Ancak şu durumdan bahsetmenin gerekliliği hasta bilgilendirilmesi açısından önemlidir. Bel kayması, mekanik yani bir yapıda bir bölümün bozulması ile alakalı bir hastalığa yol açmaktadır. Bu nedenle maalesef cerrahi tedavi dışındaki tedaviler mevcut ağrıları sınırlamak veya hafifletmek amacını taşımaktadırlar. Kalıcı veya daha doğru söyleyişle sürekli iyilik hali sağlamaları nadir hastada mümkün olabilmektedir. Halk arasında platin konmasının kötü bir şöhreti gelişmiştir. Ancak unutulmamalıdır ki, bel kaymasının modern cerrahi yöntemlerle tedavisi bütün dünya da uygulanmaktadır ve ülkemizde bu tedaviyi uygulamakta dünyadan geri kalmayan bir seviyededir.

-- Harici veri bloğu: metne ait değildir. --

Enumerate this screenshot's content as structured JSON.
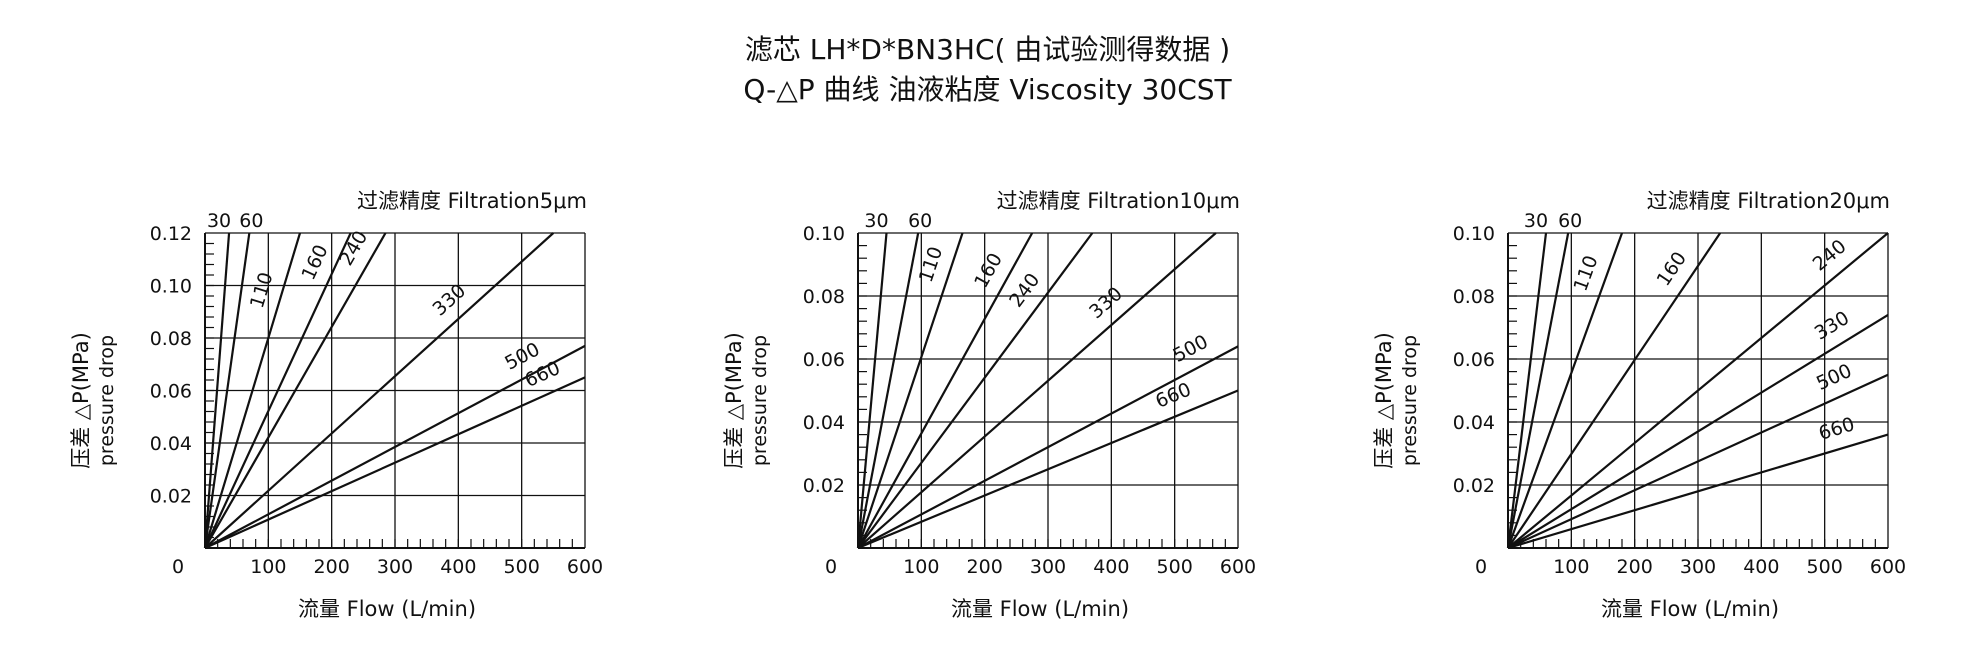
{
  "header": {
    "title": "滤芯 LH*D*BN3HC( 由试验测得数据 )",
    "subtitle": "Q-△P 曲线 油液粘度 Viscosity 30CST"
  },
  "chart_data": [
    {
      "type": "line",
      "title": "过滤精度 Filtration5μm",
      "xlabel": "流量 Flow (L/min)",
      "ylabel": "压差 △P(MPa)",
      "ylabel2": "pressure drop",
      "xlim": [
        0,
        600
      ],
      "ylim": [
        0,
        0.12
      ],
      "xticks": [
        "0",
        "100",
        "200",
        "300",
        "400",
        "500",
        "600"
      ],
      "yticks": [
        "0.02",
        "0.04",
        "0.06",
        "0.08",
        "0.10",
        "0.12"
      ],
      "grid": true,
      "series": [
        {
          "name": "30",
          "x": [
            0,
            38
          ],
          "y": [
            0,
            0.12
          ]
        },
        {
          "name": "60",
          "x": [
            0,
            70
          ],
          "y": [
            0,
            0.12
          ]
        },
        {
          "name": "110",
          "x": [
            0,
            150
          ],
          "y": [
            0,
            0.12
          ]
        },
        {
          "name": "160",
          "x": [
            0,
            230
          ],
          "y": [
            0,
            0.12
          ]
        },
        {
          "name": "240",
          "x": [
            0,
            285
          ],
          "y": [
            0,
            0.12
          ]
        },
        {
          "name": "330",
          "x": [
            0,
            550
          ],
          "y": [
            0,
            0.12
          ]
        },
        {
          "name": "500",
          "x": [
            0,
            600
          ],
          "y": [
            0,
            0.077
          ]
        },
        {
          "name": "660",
          "x": [
            0,
            600
          ],
          "y": [
            0,
            0.065
          ]
        }
      ]
    },
    {
      "type": "line",
      "title": "过滤精度 Filtration10μm",
      "xlabel": "流量 Flow (L/min)",
      "ylabel": "压差 △P(MPa)",
      "ylabel2": "pressure drop",
      "xlim": [
        0,
        600
      ],
      "ylim": [
        0,
        0.1
      ],
      "xticks": [
        "0",
        "100",
        "200",
        "300",
        "400",
        "500",
        "600"
      ],
      "yticks": [
        "0.02",
        "0.04",
        "0.06",
        "0.08",
        "0.10"
      ],
      "grid": true,
      "series": [
        {
          "name": "30",
          "x": [
            0,
            45
          ],
          "y": [
            0,
            0.1
          ]
        },
        {
          "name": "60",
          "x": [
            0,
            95
          ],
          "y": [
            0,
            0.1
          ]
        },
        {
          "name": "110",
          "x": [
            0,
            165
          ],
          "y": [
            0,
            0.1
          ]
        },
        {
          "name": "160",
          "x": [
            0,
            275
          ],
          "y": [
            0,
            0.1
          ]
        },
        {
          "name": "240",
          "x": [
            0,
            370
          ],
          "y": [
            0,
            0.1
          ]
        },
        {
          "name": "330",
          "x": [
            0,
            565
          ],
          "y": [
            0,
            0.1
          ]
        },
        {
          "name": "500",
          "x": [
            0,
            600
          ],
          "y": [
            0,
            0.064
          ]
        },
        {
          "name": "660",
          "x": [
            0,
            600
          ],
          "y": [
            0,
            0.05
          ]
        }
      ]
    },
    {
      "type": "line",
      "title": "过滤精度 Filtration20μm",
      "xlabel": "流量 Flow (L/min)",
      "ylabel": "压差 △P(MPa)",
      "ylabel2": "pressure drop",
      "xlim": [
        0,
        600
      ],
      "ylim": [
        0,
        0.1
      ],
      "xticks": [
        "0",
        "100",
        "200",
        "300",
        "400",
        "500",
        "600"
      ],
      "yticks": [
        "0.02",
        "0.04",
        "0.06",
        "0.08",
        "0.10"
      ],
      "grid": true,
      "series": [
        {
          "name": "30",
          "x": [
            0,
            60
          ],
          "y": [
            0,
            0.1
          ]
        },
        {
          "name": "60",
          "x": [
            0,
            95
          ],
          "y": [
            0,
            0.1
          ]
        },
        {
          "name": "110",
          "x": [
            0,
            180
          ],
          "y": [
            0,
            0.1
          ]
        },
        {
          "name": "160",
          "x": [
            0,
            335
          ],
          "y": [
            0,
            0.1
          ]
        },
        {
          "name": "240",
          "x": [
            0,
            600
          ],
          "y": [
            0,
            0.1
          ]
        },
        {
          "name": "330",
          "x": [
            0,
            600
          ],
          "y": [
            0,
            0.074
          ]
        },
        {
          "name": "500",
          "x": [
            0,
            600
          ],
          "y": [
            0,
            0.055
          ]
        },
        {
          "name": "660",
          "x": [
            0,
            600
          ],
          "y": [
            0,
            0.036
          ]
        }
      ]
    }
  ]
}
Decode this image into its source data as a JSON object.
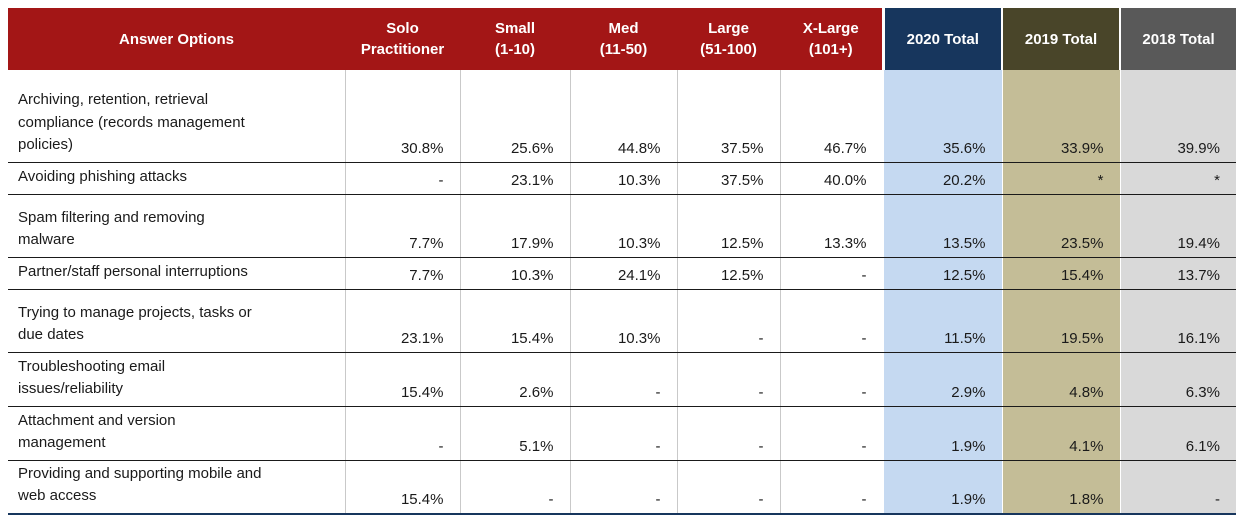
{
  "table": {
    "header": {
      "answer_options": "Answer Options",
      "group_columns": [
        {
          "label": "Solo\nPractitioner"
        },
        {
          "label": "Small\n(1-10)"
        },
        {
          "label": "Med\n(11-50)"
        },
        {
          "label": "Large\n(51-100)"
        },
        {
          "label": "X-Large\n(101+)"
        }
      ],
      "total_columns": [
        "2020 Total",
        "2019 Total",
        "2018 Total"
      ]
    },
    "rows": [
      {
        "option": "Archiving, retention, retrieval\ncompliance (records management\npolicies)",
        "values": [
          "30.8%",
          "25.6%",
          "44.8%",
          "37.5%",
          "46.7%",
          "35.6%",
          "33.9%",
          "39.9%"
        ]
      },
      {
        "option": "Avoiding phishing attacks",
        "values": [
          "-",
          "23.1%",
          "10.3%",
          "37.5%",
          "40.0%",
          "20.2%",
          "*",
          "*"
        ]
      },
      {
        "option": "Spam filtering and removing\nmalware",
        "values": [
          "7.7%",
          "17.9%",
          "10.3%",
          "12.5%",
          "13.3%",
          "13.5%",
          "23.5%",
          "19.4%"
        ]
      },
      {
        "option": "Partner/staff personal interruptions",
        "values": [
          "7.7%",
          "10.3%",
          "24.1%",
          "12.5%",
          "-",
          "12.5%",
          "15.4%",
          "13.7%"
        ]
      },
      {
        "option": "Trying to manage projects, tasks or\ndue dates",
        "values": [
          "23.1%",
          "15.4%",
          "10.3%",
          "-",
          "-",
          "11.5%",
          "19.5%",
          "16.1%"
        ]
      },
      {
        "option": "Troubleshooting email\nissues/reliability",
        "values": [
          "15.4%",
          "2.6%",
          "-",
          "-",
          "-",
          "2.9%",
          "4.8%",
          "6.3%"
        ]
      },
      {
        "option": "Attachment and version\nmanagement",
        "values": [
          "-",
          "5.1%",
          "-",
          "-",
          "-",
          "1.9%",
          "4.1%",
          "6.1%"
        ]
      },
      {
        "option": "Providing and supporting mobile and\nweb access",
        "values": [
          "15.4%",
          "-",
          "-",
          "-",
          "-",
          "1.9%",
          "1.8%",
          "-"
        ]
      }
    ]
  },
  "colors": {
    "header_red": "#A31616",
    "header_navy_2020": "#17365D",
    "header_olive_2019": "#494529",
    "header_gray_2018": "#595959",
    "fill_blue_2020": "#C5D9F1",
    "fill_tan_2019": "#C4BD97",
    "fill_gray_2018": "#D9D9D9",
    "row_border": "#1a1a1a",
    "header_text": "#ffffff",
    "body_text": "#1a1a1a"
  },
  "chart_data": {
    "type": "table",
    "title": "",
    "columns": [
      "Answer Options",
      "Solo Practitioner",
      "Small (1-10)",
      "Med (11-50)",
      "Large (51-100)",
      "X-Large (101+)",
      "2020 Total",
      "2019 Total",
      "2018 Total"
    ],
    "rows": [
      [
        "Archiving, retention, retrieval compliance (records management policies)",
        "30.8%",
        "25.6%",
        "44.8%",
        "37.5%",
        "46.7%",
        "35.6%",
        "33.9%",
        "39.9%"
      ],
      [
        "Avoiding phishing attacks",
        "-",
        "23.1%",
        "10.3%",
        "37.5%",
        "40.0%",
        "20.2%",
        "*",
        "*"
      ],
      [
        "Spam filtering and removing malware",
        "7.7%",
        "17.9%",
        "10.3%",
        "12.5%",
        "13.3%",
        "13.5%",
        "23.5%",
        "19.4%"
      ],
      [
        "Partner/staff personal interruptions",
        "7.7%",
        "10.3%",
        "24.1%",
        "12.5%",
        "-",
        "12.5%",
        "15.4%",
        "13.7%"
      ],
      [
        "Trying to manage projects, tasks or due dates",
        "23.1%",
        "15.4%",
        "10.3%",
        "-",
        "-",
        "11.5%",
        "19.5%",
        "16.1%"
      ],
      [
        "Troubleshooting email issues/reliability",
        "15.4%",
        "2.6%",
        "-",
        "-",
        "-",
        "2.9%",
        "4.8%",
        "6.3%"
      ],
      [
        "Attachment and version management",
        "-",
        "5.1%",
        "-",
        "-",
        "-",
        "1.9%",
        "4.1%",
        "6.1%"
      ],
      [
        "Providing and supporting mobile and web access",
        "15.4%",
        "-",
        "-",
        "-",
        "-",
        "1.9%",
        "1.8%",
        "-"
      ]
    ]
  }
}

Cerrahi tedavi kararı verilmeden önce, hasta iyi etüd edilmeli, gerekli tüm tetkiklerin yapılmasından sonra iyi bir nörolojik ve iskelet-lokomotor sistem muayenesi yapılmalıdır. Hastanın ameliyattan beklentileri iyi değerlendirilmeli, ameliyatın hastaya vereceği fayda çok ayrıntılı ve örneklerle açıklanmalıdır. Ameliyat sonrası dönemde hastanın dikkat etmesi gereken hususlardan bahsetmelidir. Eğer hastanın yakınmaları doğru olarak öğrenilir, hasta iyi bir değerlendirmeden geçer ise, ayrıca hastaya uygulanacak olan ameliyatın faydaları açık bir şekilde izah edilirse, hastanın ameliyat sonrası dönemde rahatlama ve mutlu olma şansı çok artmaktadır.